Nothing whatsoever can be gained by burning in Khumbu, so the lighting of fires in the forests or on open hillsides should be totally prohibited by the local council, and at the same time the people should be taught the destructiveness of fires.
GRAZING AND EROSION
The Sherpas keep a considerable number of yaks and zopkio, on which to a great extent their economy depends. In summer the yaks are grazed on the high alpine pastures just below the snow line but they are too few in number to cause serious erosion. However, the zopkio are grazed in considerable numbers at lower altitudes and frequently in the forests, where the vegetation is trampled down and eaten, resulting in denudation and erosion. Since such overgrazing seems to be most prevalent round the villages, where severe erosion is noticeable, this is more a problem of animal husbandry and pasture improvement than of forestry. Such heavy grazing, however, makes the planting of trees near the villages difficult if not impossible and, if it is considered advisable and practicable to reforest bare land for production of firewood, grazing will have to be firmly controlled.
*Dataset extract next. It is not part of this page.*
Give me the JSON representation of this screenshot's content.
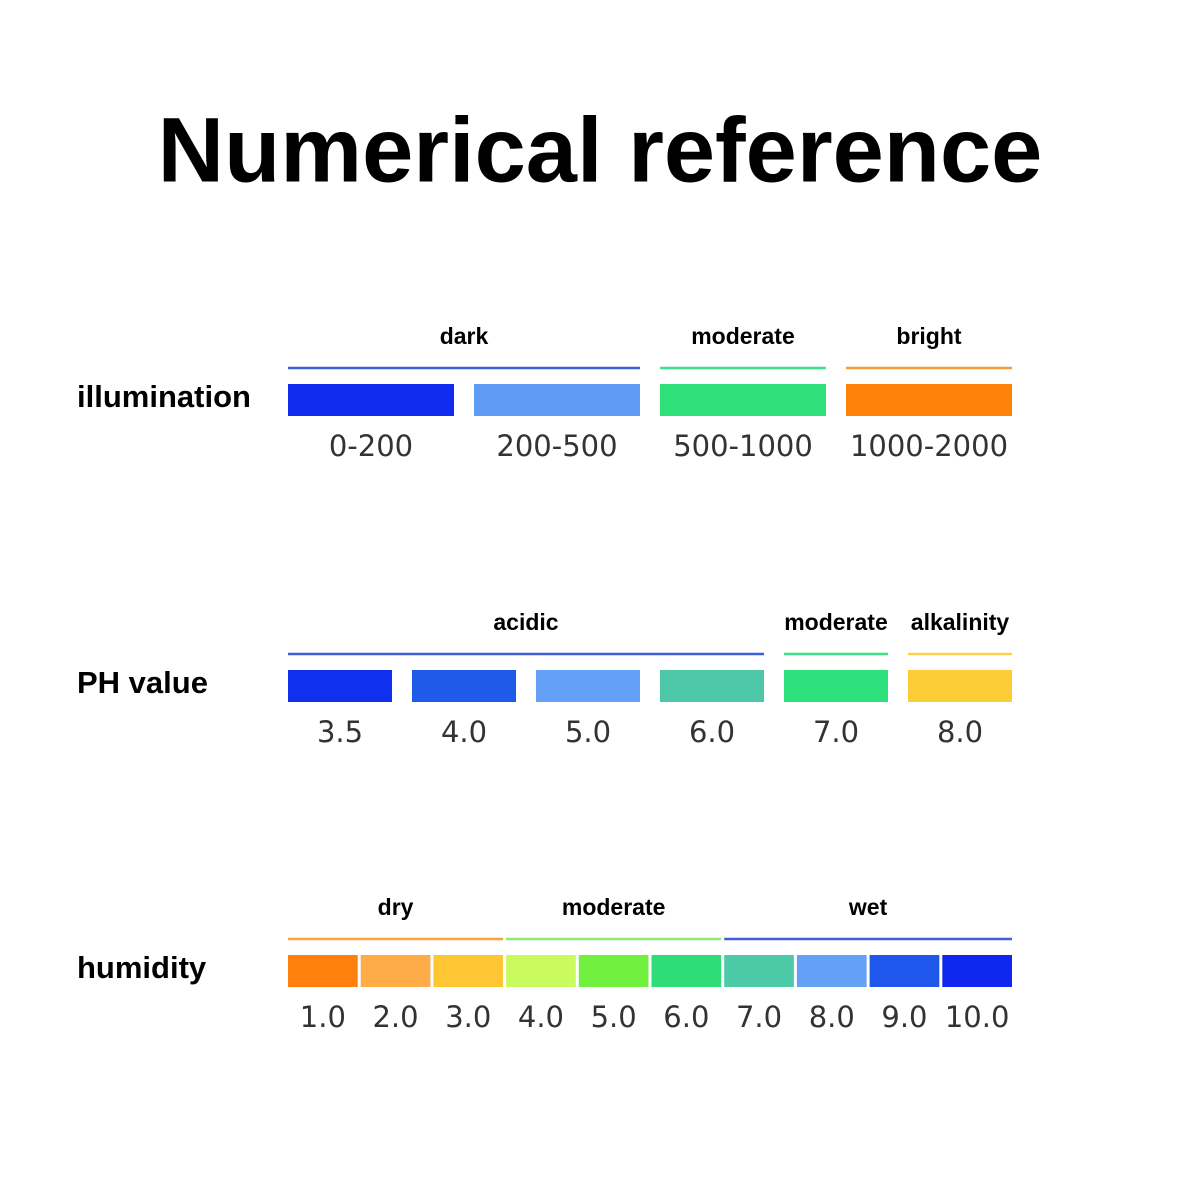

It is apparent that the Sherpas recognize the value of trees and forests, and realize that without them life in Khumbu would be well-nigh impossible. They have therefore protected the forests to a considerable extent from the abuses which have led and are still leading to their destruction and disappearance in other parts of the country.
The system of protection which has been described earlier in this article has however broken down to a large extent in recent years, and certain rules about the cutting of trees for use by the villagers are no longer enforced. As the forests are becoming more vulnerable, it is imperative that new rules for protection should now be devised and put into practice, and for this the assistance of the Government is needed.
The forest surrounding the Thyangboche monastery has been mentioned earlier. Its position accounts for its protection from haphazard cutting and hacking by local villagers, since it has been protected by the lames. The Head Lama, Rimpoche Nawang Tenzing Jangbu, accepted as a reincarnation of the lame who founded and built the monastery, is a man of exceptional charm and intelligence, and greatly interested in the preservation of the forests, the animals and birds in Khumbu. Since he is the spiritual leader of the Sherpa community and greatly respected and revered by them, his example and attitude to conservation have a considerable effect.